One of the many reasons bike-share systems have been embraced by local governments is their potential to reduce driving, thereby producing positive environmental, climate, and health benefits, and even helping reduce congestion. But there has been a concern that, while bike-share might add a valuable transportation option for some users, those users might tend to be people who would otherwise walk, or take transit, or perhaps ride their own bike. That’s not a terrible outcome, but the argument for governmental support of bike-share has been that it must show some kind of solid environmental or climate benefit, beyond fun and convenience for its riders – and it can’t just pull riders away from transit.
California is still figuring out ways to reduce driving to meet its climate goals. It’s assumed that bike-share could help; now there is evidence to back that up.
The researchers have been taking a close look at bike-share, specifically Sacramento’s experience with it, for several years, seeking ways to quantify its contribution to the overall transportation system. For this study, they collected user surveys and trip data for the Sacramento region’s dockless e-bike-share program, which was introduced by JUMP and Uber and now run by Lime. Their data covers 2018 and 2019.
They found that most of the bike-share trips people were taking substituted for either car or walking trips. Nearly forty percent of all weekday trips, on average, replaced car travel via private vehicle, ride-hail, or carpool. Women in particular were likely to take a ride on bike-share rather than drive.
This translates to an average VMT reduction of 2.8 miles per day per bike in the entire fleet. On weekdays, that means an estimated reduction of 1,795 mile per day before the system was expanded in June of 2019, and 2,160 per day afterwards.
It’s important to note that the estimate of VMT reduction from ride-hail only includes the trips themselves; that is, when considering the trips made by ride-hail between passenger drop off and pick up, or “deadheading,” that number goes up, as shown in the graph below.
There were other important findings in this study as well. For example, where bike-share is available, people tend to make trips to restaurants and for fun that they otherwise wouldn’t have made.
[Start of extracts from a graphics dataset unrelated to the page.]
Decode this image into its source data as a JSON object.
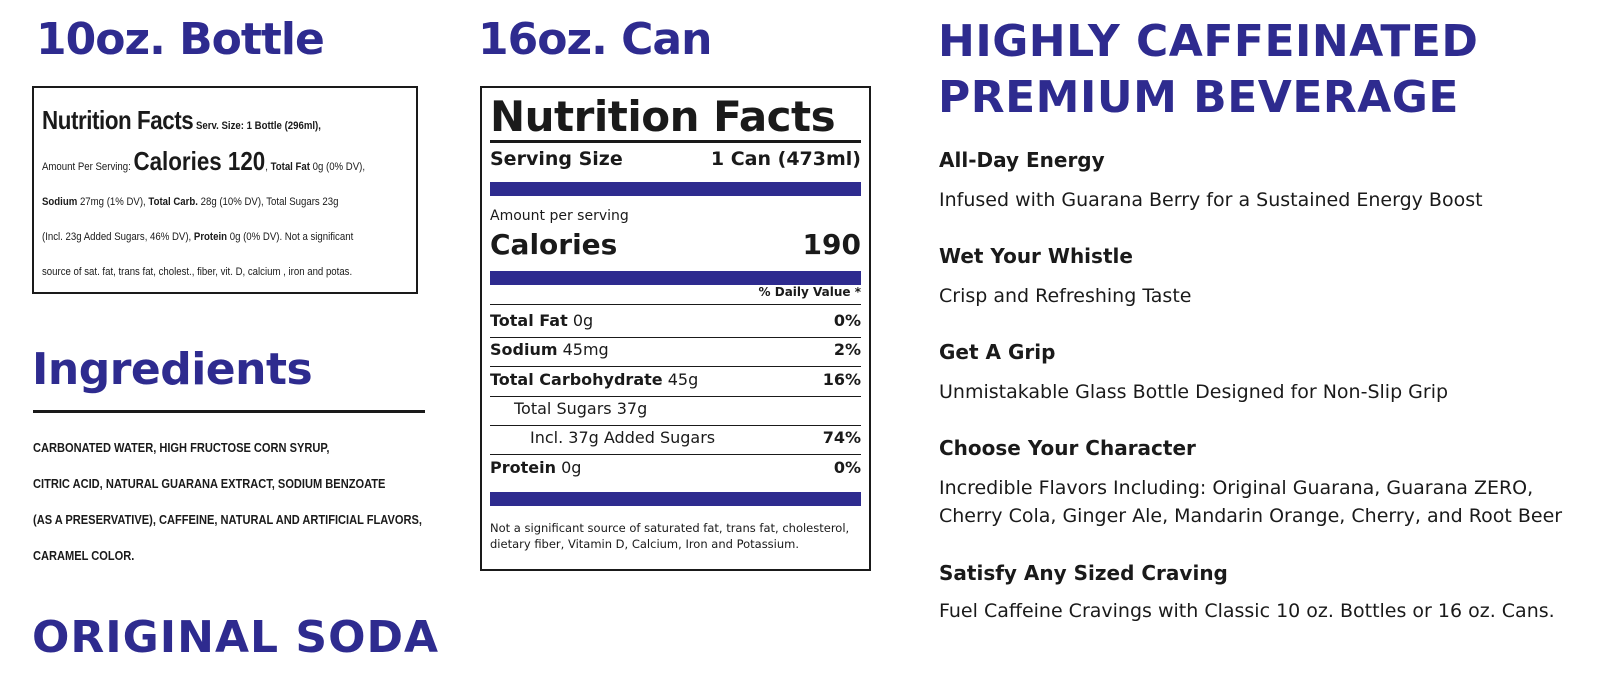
{
  "colors": {
    "accent": "#2e2b8f",
    "text": "#1a1a1a"
  },
  "bottle": {
    "heading": "10oz. Bottle",
    "label": {
      "title": "Nutrition Facts",
      "serving": "Serv. Size: 1 Bottle (296ml),",
      "amount_prefix": "Amount Per Serving:",
      "calories": "Calories 120",
      "after_calories": ",",
      "total_fat_label": "Total Fat",
      "total_fat_value": "0g (0% DV),",
      "sodium_label": "Sodium",
      "sodium_value": "27mg (1% DV),",
      "carb_label": "Total Carb.",
      "carb_value": "28g (10% DV), Total Sugars 23g",
      "added_sugars": "(Incl. 23g Added Sugars, 46% DV),",
      "protein_label": "Protein",
      "protein_value": "0g (0% DV). Not a significant",
      "footnote": "source of sat. fat, trans fat, cholest., fiber, vit. D, calcium , iron and potas."
    }
  },
  "ingredients": {
    "heading": "Ingredients",
    "lines": [
      "CARBONATED WATER, HIGH FRUCTOSE CORN SYRUP,",
      "CITRIC ACID, NATURAL GUARANA EXTRACT, SODIUM BENZOATE",
      "(AS A PRESERVATIVE), CAFFEINE, NATURAL AND ARTIFICIAL FLAVORS,",
      "CARAMEL COLOR."
    ]
  },
  "original_soda": "ORIGINAL SODA",
  "can": {
    "heading": "16oz. Can",
    "label": {
      "title": "Nutrition Facts",
      "serving_size_label": "Serving Size",
      "serving_size_value": "1 Can (473ml)",
      "amount_per_serving": "Amount per serving",
      "calories_label": "Calories",
      "calories_value": "190",
      "daily_value_header": "% Daily Value *",
      "rows": [
        {
          "label": "Total Fat",
          "amount": "0g",
          "dv": "0%"
        },
        {
          "label": "Sodium",
          "amount": "45mg",
          "dv": "2%"
        },
        {
          "label": "Total Carbohydrate",
          "amount": "45g",
          "dv": "16%"
        },
        {
          "label": "Total Sugars 37g",
          "amount": "",
          "dv": ""
        },
        {
          "label": "Incl. 37g Added Sugars",
          "amount": "",
          "dv": "74%"
        },
        {
          "label": "Protein",
          "amount": "0g",
          "dv": "0%"
        }
      ],
      "footnote": "Not a significant source of saturated fat, trans fat, cholesterol, dietary fiber, Vitamin D, Calcium, Iron and Potassium."
    }
  },
  "features": {
    "heading_line1": "HIGHLY CAFFEINATED",
    "heading_line2": "PREMIUM BEVERAGE",
    "items": [
      {
        "title": "All-Day Energy",
        "desc": "Infused with Guarana Berry for a Sustained Energy Boost"
      },
      {
        "title": "Wet Your Whistle",
        "desc": "Crisp and Refreshing Taste"
      },
      {
        "title": "Get A Grip",
        "desc": "Unmistakable Glass Bottle Designed for Non-Slip Grip"
      },
      {
        "title": "Choose Your Character",
        "desc_line1": "Incredible Flavors Including: Original Guarana, Guarana ZERO,",
        "desc_line2": "Cherry Cola, Ginger Ale, Mandarin Orange, Cherry, and Root Beer"
      },
      {
        "title": "Satisfy Any Sized Craving",
        "desc": "Fuel Caffeine Cravings with Classic 10 oz. Bottles or 16 oz. Cans."
      }
    ]
  }
}
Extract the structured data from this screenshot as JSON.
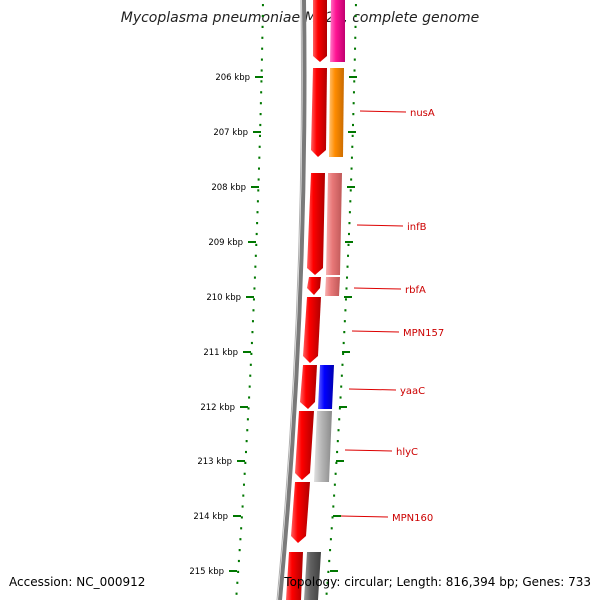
{
  "title": "Mycoplasma pneumoniae M129, complete genome",
  "accession": "Accession: NC_000912",
  "topology": "Topology: circular; Length: 816,394 bp; Genes: 733",
  "ticks": [
    "206 kbp",
    "207 kbp",
    "208 kbp",
    "209 kbp",
    "210 kbp",
    "211 kbp",
    "212 kbp",
    "213 kbp",
    "214 kbp",
    "215 kbp"
  ],
  "gene_labels": [
    "nusA",
    "infB",
    "rbfA",
    "MPN157",
    "yaaC",
    "hlyC",
    "MPN160"
  ],
  "colors": {
    "cds_strand": "#ee0000",
    "tick": "#007700",
    "backbone": "#808080",
    "label": "#cc0000",
    "gene_pink": "#ff1493",
    "gene_orange": "#ff8c00",
    "gene_salmon": "#e87878",
    "gene_blue": "#0000ff",
    "gene_lightgray": "#b0b0b0",
    "gene_darkgray": "#606060"
  }
}
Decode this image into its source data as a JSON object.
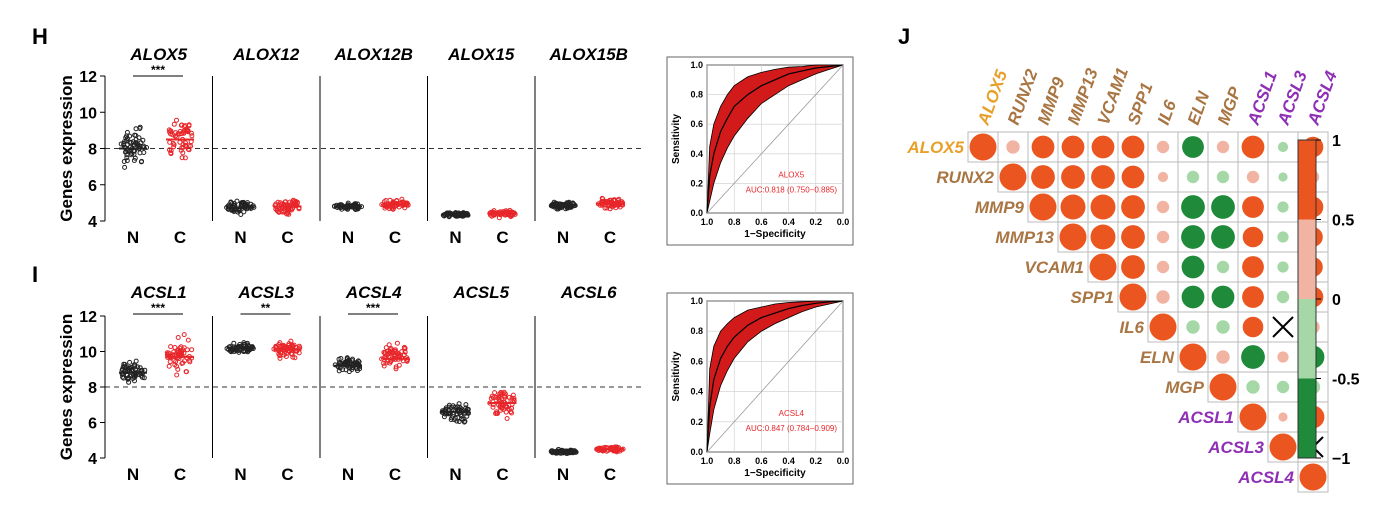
{
  "panels": {
    "H": "H",
    "I": "I",
    "J": "J"
  },
  "colors": {
    "normal": "#222222",
    "cancer": "#e8262a",
    "roc_fill": "#d21a1a",
    "orange": "#e8a02a",
    "brown": "#a87543",
    "purple": "#8e2fb5",
    "pos": "#ea5520",
    "pos_light": "#f2b4a2",
    "neg": "#1e8a3a",
    "neg_light": "#a5d8a6"
  },
  "scatter_common": {
    "ylabel": "Genes expression",
    "yticks": [
      4,
      6,
      8,
      10,
      12
    ],
    "ylim": [
      4,
      12
    ],
    "categories": [
      "N",
      "C"
    ],
    "threshold": 8
  },
  "chart_data": [
    {
      "type": "scatter",
      "panel": "H",
      "genes": [
        {
          "name": "ALOX5",
          "sig": "***",
          "N": {
            "median": 8.0,
            "min": 6.8,
            "max": 9.5
          },
          "C": {
            "median": 8.5,
            "min": 7.4,
            "max": 9.8
          }
        },
        {
          "name": "ALOX12",
          "sig": "",
          "N": {
            "median": 4.75,
            "min": 4.3,
            "max": 5.3
          },
          "C": {
            "median": 4.8,
            "min": 4.3,
            "max": 5.3
          }
        },
        {
          "name": "ALOX12B",
          "sig": "",
          "N": {
            "median": 4.8,
            "min": 4.55,
            "max": 5.05
          },
          "C": {
            "median": 4.9,
            "min": 4.6,
            "max": 5.3
          }
        },
        {
          "name": "ALOX15",
          "sig": "",
          "N": {
            "median": 4.35,
            "min": 4.15,
            "max": 4.55
          },
          "C": {
            "median": 4.4,
            "min": 4.15,
            "max": 4.7
          }
        },
        {
          "name": "ALOX15B",
          "sig": "",
          "N": {
            "median": 4.85,
            "min": 4.6,
            "max": 5.15
          },
          "C": {
            "median": 4.95,
            "min": 4.6,
            "max": 5.4
          }
        }
      ]
    },
    {
      "type": "scatter",
      "panel": "I",
      "genes": [
        {
          "name": "ACSL1",
          "sig": "***",
          "N": {
            "median": 8.8,
            "min": 8.1,
            "max": 9.7
          },
          "C": {
            "median": 9.7,
            "min": 8.4,
            "max": 11.1
          }
        },
        {
          "name": "ACSL3",
          "sig": "**",
          "N": {
            "median": 10.2,
            "min": 9.8,
            "max": 10.6
          },
          "C": {
            "median": 10.1,
            "min": 9.5,
            "max": 10.8
          }
        },
        {
          "name": "ACSL4",
          "sig": "***",
          "N": {
            "median": 9.2,
            "min": 8.8,
            "max": 9.9
          },
          "C": {
            "median": 9.6,
            "min": 8.9,
            "max": 11.0
          }
        },
        {
          "name": "ACSL5",
          "sig": "",
          "N": {
            "median": 6.6,
            "min": 5.8,
            "max": 7.4
          },
          "C": {
            "median": 7.1,
            "min": 6.0,
            "max": 8.3
          }
        },
        {
          "name": "ACSL6",
          "sig": "",
          "N": {
            "median": 4.35,
            "min": 4.2,
            "max": 4.5
          },
          "C": {
            "median": 4.5,
            "min": 4.3,
            "max": 4.7
          }
        }
      ]
    },
    {
      "type": "line",
      "panel": "H-roc",
      "title": "ALOX5",
      "auc_text": "AUC:0.818 (0.750−0.885)",
      "xlabel": "1−Specificity",
      "ylabel": "Sensitivity",
      "x_ticks": [
        "1.0",
        "0.8",
        "0.6",
        "0.4",
        "0.2",
        "0.0"
      ],
      "y_ticks": [
        "0.0",
        "0.2",
        "0.4",
        "0.6",
        "0.8",
        "1.0"
      ],
      "x": [
        0.0,
        0.02,
        0.05,
        0.1,
        0.15,
        0.2,
        0.3,
        0.4,
        0.5,
        0.6,
        0.7,
        0.8,
        0.9,
        1.0
      ],
      "y": [
        0.0,
        0.25,
        0.4,
        0.55,
        0.64,
        0.72,
        0.8,
        0.86,
        0.9,
        0.94,
        0.96,
        0.98,
        0.99,
        1.0
      ],
      "lower": [
        0.0,
        0.08,
        0.2,
        0.34,
        0.44,
        0.52,
        0.64,
        0.74,
        0.8,
        0.86,
        0.9,
        0.94,
        0.97,
        1.0
      ],
      "upper": [
        0.0,
        0.45,
        0.6,
        0.72,
        0.8,
        0.86,
        0.92,
        0.95,
        0.97,
        0.985,
        0.99,
        1.0,
        1.0,
        1.0
      ]
    },
    {
      "type": "line",
      "panel": "I-roc",
      "title": "ACSL4",
      "auc_text": "AUC:0.847 (0.784−0.909)",
      "xlabel": "1−Specificity",
      "ylabel": "Sensitivity",
      "x_ticks": [
        "1.0",
        "0.8",
        "0.6",
        "0.4",
        "0.2",
        "0.0"
      ],
      "y_ticks": [
        "0.0",
        "0.2",
        "0.4",
        "0.6",
        "0.8",
        "1.0"
      ],
      "x": [
        0.0,
        0.02,
        0.05,
        0.1,
        0.15,
        0.2,
        0.3,
        0.4,
        0.5,
        0.6,
        0.7,
        0.8,
        0.9,
        1.0
      ],
      "y": [
        0.0,
        0.3,
        0.48,
        0.62,
        0.7,
        0.76,
        0.84,
        0.89,
        0.92,
        0.95,
        0.97,
        0.985,
        0.995,
        1.0
      ],
      "lower": [
        0.0,
        0.12,
        0.28,
        0.44,
        0.54,
        0.62,
        0.73,
        0.8,
        0.85,
        0.89,
        0.93,
        0.96,
        0.98,
        1.0
      ],
      "upper": [
        0.0,
        0.55,
        0.7,
        0.8,
        0.85,
        0.89,
        0.94,
        0.96,
        0.98,
        0.99,
        0.995,
        1.0,
        1.0,
        1.0
      ]
    },
    {
      "type": "heatmap",
      "panel": "J",
      "labels": [
        "ALOX5",
        "RUNX2",
        "MMP9",
        "MMP13",
        "VCAM1",
        "SPP1",
        "IL6",
        "ELN",
        "MGP",
        "ACSL1",
        "ACSL3",
        "ACSL4"
      ],
      "label_groups": [
        "orange",
        "brown",
        "brown",
        "brown",
        "brown",
        "brown",
        "brown",
        "brown",
        "brown",
        "purple",
        "purple",
        "purple"
      ],
      "colorbar_ticks": [
        "1",
        "0.5",
        "0",
        "-0.5",
        "−1"
      ],
      "range": [
        -1,
        1
      ],
      "insignificant": [
        [
          6,
          10
        ],
        [
          10,
          11
        ]
      ],
      "rows": [
        [
          1,
          0.35,
          0.8,
          0.8,
          0.8,
          0.8,
          0.3,
          -0.75,
          0.3,
          0.8,
          -0.2,
          0.7
        ],
        [
          0,
          1,
          0.85,
          0.85,
          0.85,
          0.8,
          0.2,
          -0.3,
          -0.3,
          0.3,
          -0.15,
          0.3
        ],
        [
          0,
          0,
          1,
          0.9,
          0.9,
          0.85,
          0.3,
          -0.85,
          -0.85,
          0.75,
          -0.25,
          0.7
        ],
        [
          0,
          0,
          0,
          1,
          0.9,
          0.85,
          0.3,
          -0.85,
          -0.85,
          0.7,
          -0.25,
          0.65
        ],
        [
          0,
          0,
          0,
          0,
          1,
          0.85,
          0.3,
          -0.8,
          -0.3,
          0.75,
          -0.25,
          0.65
        ],
        [
          0,
          0,
          0,
          0,
          0,
          1,
          0.35,
          -0.8,
          -0.8,
          0.75,
          -0.3,
          0.7
        ],
        [
          0,
          0,
          0,
          0,
          0,
          0,
          1,
          -0.35,
          -0.35,
          0.7,
          0,
          0.35
        ],
        [
          0,
          0,
          0,
          0,
          0,
          0,
          0,
          1,
          0.35,
          -0.85,
          0.25,
          -0.8
        ],
        [
          0,
          0,
          0,
          0,
          0,
          0,
          0,
          0,
          1,
          -0.35,
          -0.3,
          -0.4
        ],
        [
          0,
          0,
          0,
          0,
          0,
          0,
          0,
          0,
          0,
          1,
          0.15,
          0.8
        ],
        [
          0,
          0,
          0,
          0,
          0,
          0,
          0,
          0,
          0,
          0,
          1,
          0
        ],
        [
          0,
          0,
          0,
          0,
          0,
          0,
          0,
          0,
          0,
          0,
          0,
          1
        ]
      ]
    }
  ]
}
This points to an obvious economic benefit from having an easy travel mode available and hints at health benefits from physical activity.
The researchers also found that in areas with a higher proportion of low-income households, bike-share was used less, despite equity requirements imposed by the city of Sacramento. Pinning down why this is so could point to the need for better facilities, better or more easily accessed discounts, or other policy changes that could help increase and expand some of the benefits of bike-share to more people.